I just can’t get enough of buses turned art exhibits. I mean buses on their own are boring things; they are generally metal tubes with seats shoved into them. They hold you and take you to various other places. You can look at one, from school buses to public transportation buses to cross country buses, and pretty much get the gist of what a bus is.
As a teenage screw-up, I thought that drinking with my friends on a long distance Greyhound ride was the funniest thing ever and a great way to pass the time. Years later having a few beers (although in a much more low-key way) on a long distance bus also seemed like a good idea in South Korea, a country that has a very lax attitude toward public drunkenness.
Now I’m no stranger to a bus. They tend to be at times (earlier in the day) decently clean, well maintained and overall comfy. Sometimes (later on in the day) they can be smelly, crowded and full of people that have no idea what washing or not blocking the walkway. But in general, a bus is an OK and generally not that unpleasant of a way to get around.
I truly despise having to rely solely on buses to get around. Back when I was still living in New York, buses were something I had to use on a daily basis. It was a major pain. The buses never seem to be there when I needed it most. I was constantly waiting for a very lengthy amount of time in order to even get on the bus.

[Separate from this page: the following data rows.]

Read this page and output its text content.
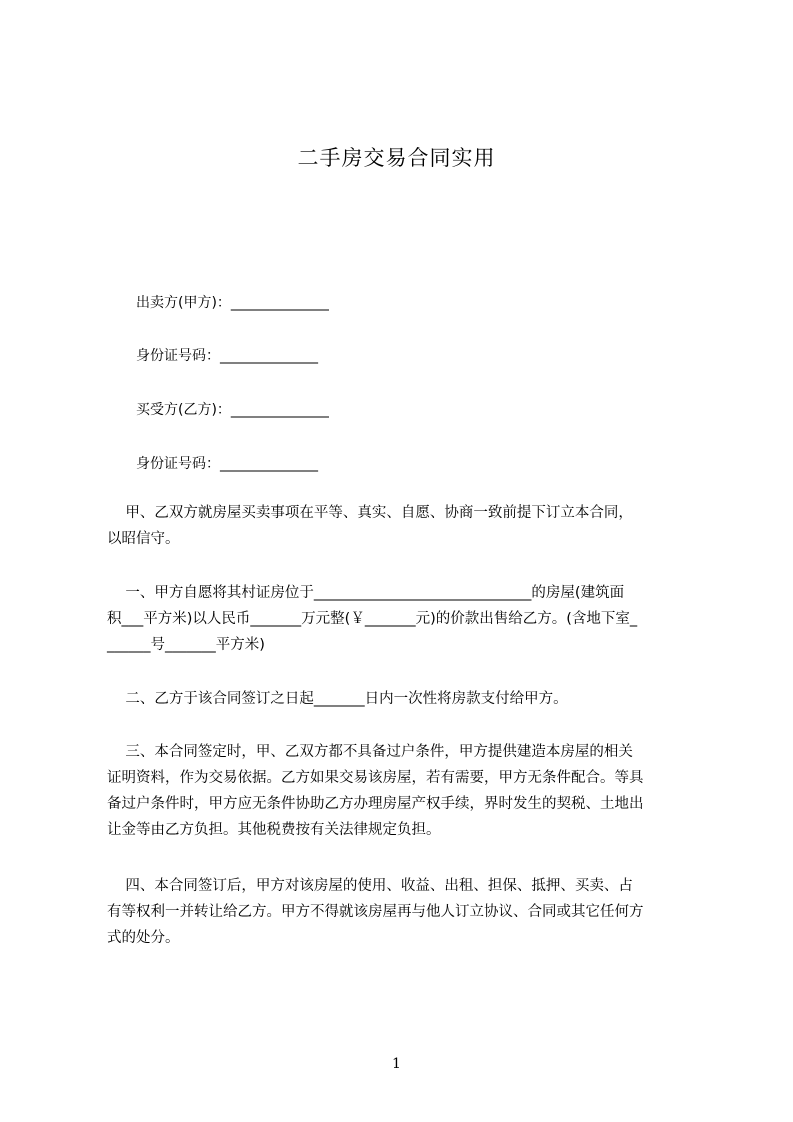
二手房交易合同实用
出卖方(甲方)：______________
身份证号码：______________
买受方(乙方)：______________
身份证号码：______________
甲、乙双方就房屋买卖事项在平等、真实、自愿、协商一致前提下订立本合同，
以昭信守。
一、甲方自愿将其村证房位于______________________________的房屋(建筑面
积___平方米)以人民币_______万元整(￥_______元)的价款出售给乙方。(含地下室_
______号_______平方米)
二、乙方于该合同签订之日起_______日内一次性将房款支付给甲方。
三、本合同签定时，甲、乙双方都不具备过户条件，甲方提供建造本房屋的相关
证明资料，作为交易依据。乙方如果交易该房屋，若有需要，甲方无条件配合。等具
备过户条件时，甲方应无条件协助乙方办理房屋产权手续，界时发生的契税、土地出
让金等由乙方负担。其他税费按有关法律规定负担。
四、本合同签订后，甲方对该房屋的使用、收益、出租、担保、抵押、买卖、占
有等权利一并转让给乙方。甲方不得就该房屋再与他人订立协议、合同或其它任何方
式的处分。
1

No really, hear me out. I mean buses can be a painful experience, what with the sitting in a metal tube with assorted strangers that may or may not have the wherewithal to:
- Board the bus sober
- Keep their kids restrained
- Keep their inside voices down
- Don’t eat and leave a mess everywhere
- To not board without bathing first (evening and people returning home from work I give a pass, but common morning commuters, you are just getting up for work: no excuse!)